Près de 3 ans après son lancement par Mark Pawter, un député conservateur, le groupe APPG for E-Cigarettes (All-Party Parliamentary Group) célébrait donc la publication d’un premier rapport intitulé The Vaping Nation, fruit d’un travail où toutes les parties prenantes se sont exprimées sur la politique, la santé publique, l’industrie et les consommateurs de la cigarette électronique.

Le registre du parlement britannique compte plus de 500 APPG issus des groupes de parlementaires des deux chambres et de différents partis politiques.
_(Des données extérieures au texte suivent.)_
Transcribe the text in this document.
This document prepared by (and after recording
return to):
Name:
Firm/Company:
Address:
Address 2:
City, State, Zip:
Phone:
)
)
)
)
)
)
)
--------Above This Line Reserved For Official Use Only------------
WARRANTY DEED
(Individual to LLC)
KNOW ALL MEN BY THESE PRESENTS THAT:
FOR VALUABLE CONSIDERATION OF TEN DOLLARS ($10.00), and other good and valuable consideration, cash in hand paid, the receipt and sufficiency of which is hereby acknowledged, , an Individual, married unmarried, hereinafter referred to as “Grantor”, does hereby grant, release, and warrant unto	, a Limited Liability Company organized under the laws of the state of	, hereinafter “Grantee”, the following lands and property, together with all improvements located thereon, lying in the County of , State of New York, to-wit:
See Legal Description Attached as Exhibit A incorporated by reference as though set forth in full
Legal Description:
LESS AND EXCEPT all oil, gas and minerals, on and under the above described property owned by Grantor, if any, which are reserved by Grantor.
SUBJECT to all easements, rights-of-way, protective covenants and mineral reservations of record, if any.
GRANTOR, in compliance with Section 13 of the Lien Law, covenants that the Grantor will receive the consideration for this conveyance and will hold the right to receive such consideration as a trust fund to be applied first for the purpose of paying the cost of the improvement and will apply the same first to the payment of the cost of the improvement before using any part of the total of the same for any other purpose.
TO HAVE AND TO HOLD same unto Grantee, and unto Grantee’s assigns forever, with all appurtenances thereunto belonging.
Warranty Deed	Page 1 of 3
Sans statut officiel, ils ont vocation à favoriser le débat sur toutes sortes de sujets entre Lords et députés de tout bord politique et n’hésitent pas à faire participer des personnes et organisations extérieures au Parlement. Outre la cigarette électronique, les sujets sont nombreux et très diversifiés, des groupes existent pour le bingo, les méfaits de l’alcool, l’intelligence artificielle, la bière, le don du sang, l’autisme, etc.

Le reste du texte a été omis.